At a lower level, the 'text_address' derivation means that that derived expression is accessible in any context where both components can be resolved.
SELECT
count(order_id)->order_count,
order.ship_address.zip,
order.billing_address.zip,
;
For a practical example, check out the reusable funnel analysis example.
Logical Reuse
The other aspect of reuse is enabling concisely expressing repeated transformations.
Trilogy currently supports this in two ways - functions and CTs
Functions
Functions are reusable expression fragments with templating.
Tips
It's reasonable to ask why functions don't work on entire table statements, such as selects, to enable one to generate a partially templated query on demand.
There's no particular reason - we just haven't implemented it yet.
def pretty_print_ratio(a,b, sigfig=4) -> round(a::float / b, sigfig)*100;
select
@pretty_print_ratio(33, 100, 2);
Within the scope of a function, any declared interface reference is replaced in the expression by the passed in values at runtime.
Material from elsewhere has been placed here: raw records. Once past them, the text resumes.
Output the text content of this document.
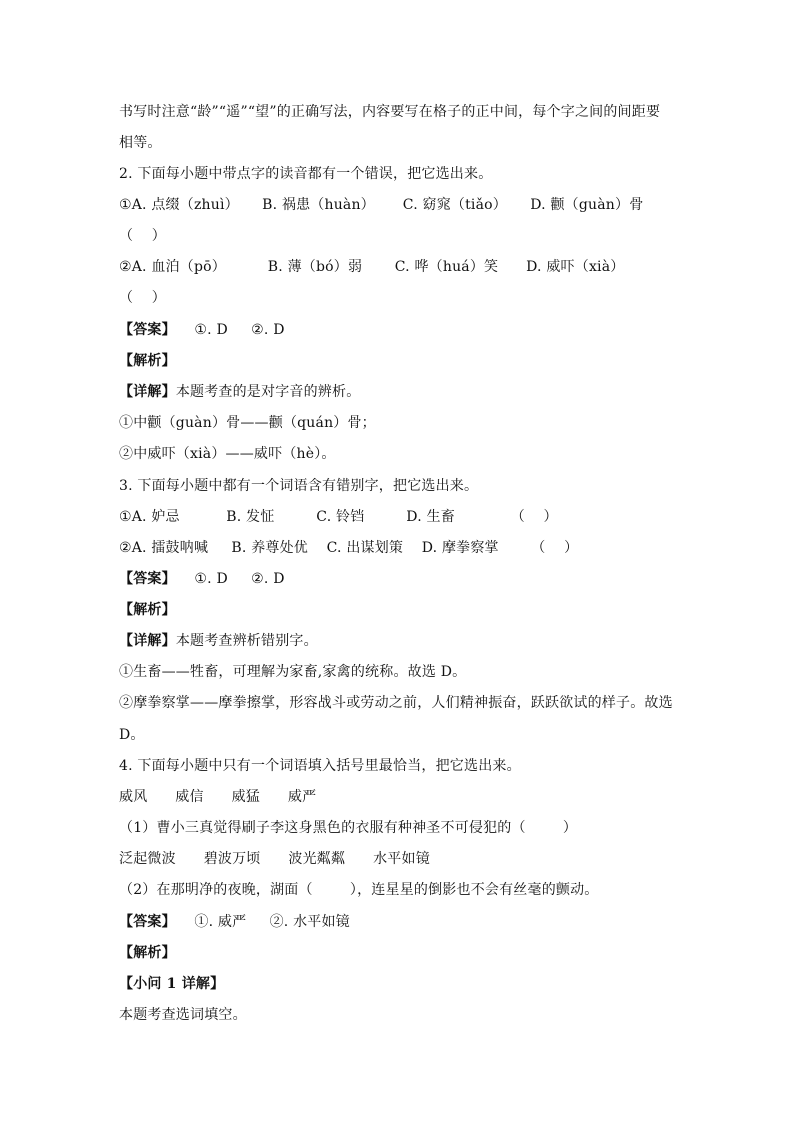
书写时注意“龄”“遥”“望”的正确写法，内容要写在格子的正中间，每个字之间的间距要
相等。
2. 下面每小题中带点字的读音都有一个错误，把它选出来。
①A. 点缀（zhuì）     B. 祸患（huàn）      C. 窈窕（tiǎo）     D. 颧（guàn）骨
（    ）
②A. 血泊（pō）         B. 薄（bó）弱       C. 哗（huá）笑      D. 威吓（xià）
（    ）
【答案】 ①. D     ②. D
【解析】
【详解】本题考查的是对字音的辨析。
①中颧（guàn）骨——颧（quán）骨；
②中威吓（xià）——威吓（hè）。
3. 下面每小题中都有一个词语含有错别字，把它选出来。
①A. 妒忌          B. 发怔         C. 铃铛         D. 生畜            （    ）
②A. 擂鼓呐喊     B. 养尊处优    C. 出谋划策    D. 摩拳察掌       （    ）
【答案】 ①. D     ②. D
【解析】
【详解】本题考查辨析错别字。
①生畜——牲畜，可理解为家畜,家禽的统称。故选 D。
②摩拳察掌——摩拳擦掌，形容战斗或劳动之前，人们精神振奋，跃跃欲试的样子。故选
D。
4. 下面每小题中只有一个词语填入括号里最恰当，把它选出来。
威风      威信      威猛      威严
（1）曹小三真觉得刷子李这身黑色的衣服有种神圣不可侵犯的（        ）
泛起微波      碧波万顷      波光粼粼      水平如镜
（2）在那明净的夜晚，湖面（        ），连星星的倒影也不会有丝毫的颤动。
【答案】 ①. 威严     ②. 水平如镜
【解析】
【小问 1 详解】
本题考查选词填空。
References that are not defined in local scope will be pulled in from global scope.
SELECT
SUM(CASE WHEN date.day_of_week = 0 THEN web_sales.extra_sales_price ELSE 0.0 END) +
SUM(CASE WHEN date.day_of_week = 0 THEN catalog_sales.extra_sales_price ELSE 0.0 END)
as sunday_sales,
SUM(CASE WHEN date.day_of_week = 1 THEN web_sales.extra_sales_price ELSE 0.0 END) +
SUM(CASE WHEN date.day_of_week = 1 THEN catalog_sales.extra_sales_price ELSE 0.0 END)
as monday_sales,
SUM(CASE WHEN date.day_of_week = 2 THEN web_sales.extra_sales_price ELSE 0.0 END) +
SUM(CASE WHEN date.day_of_week = 2 THEN catalog_sales.extra_sales_price ELSE 0.0 END)
as tuesday_sales,
SUM(CASE WHEN date.day_of_week = 3 THEN web_sales.extra_sales_price ELSE 0.0 END) +
SUM(CASE WHEN date.day_of_week = 3 THEN catalog_sales.extra_sales_price ELSE 0.0 END)
as wednesday_sales,
SUM(CASE WHEN date.day_of_week = 4 THEN web_sales.extra_sales_price ELSE 0.0 END) +
SUM(CASE WHEN date.day_of_week = 4 THEN catalog_sales.extra_sales_price ELSE 0.0 END)
as thursday_sales,
SUM(CASE WHEN date.day_of_week = 5 THEN web_sales.extra_sales_price ELSE 0.0 END) +
SUM(CASE WHEN date.day_of_week = 5 THEN catalog_sales.extra_sales_price ELSE 0.0 END) as friday_sales,
SUM(CASE WHEN date.day_of_week = 6 THEN web_sales.extra_sales_price ELSE 0.0 END) +
SUM(CASE WHEN date.day_of_week = 6 THEN catalog_sales.extra_sales_price ELSE 0.0 END)
as saturday_sales,
This can be rewritten as per below, pulling in two references from the global scope and one from the function bound.
def weekday_sales(weekday) ->
SUM(CASE WHEN date.day_of_week = weekday
THEN web_sales.extra_sales_price ELSE 0.0 END) +
SUM(CASE WHEN date.day_of_week = weekday
THEN catalog_sales.extra_sales_price ELSE 0.0 END)
;
SELECT
@weekday_sales(0) as sunday_sales,
@weekday_sales(1) as monday_sales,
@weekday_sales(2) as tuesday_sales,
@weekday_sales(3) as wednesday_sales,
@weekday_sales(4) as thursday_sales,
@weekday_sales(5) as friday_sales,
@weekday_sales(6) as saturday_sales
;
Named Queries/CTEs
A select statement can be named using the with keyword and reused.
This is helpful to define reusable base rowsets:
SELECT
customer_id as id,
sum(order.revenue)- sum(order.profit) as revenue;
SELECT
customer_value.id
customer_values.revenue,
;
But also to build business logic before you even have datasources, and then later bind datasources to the input of your query.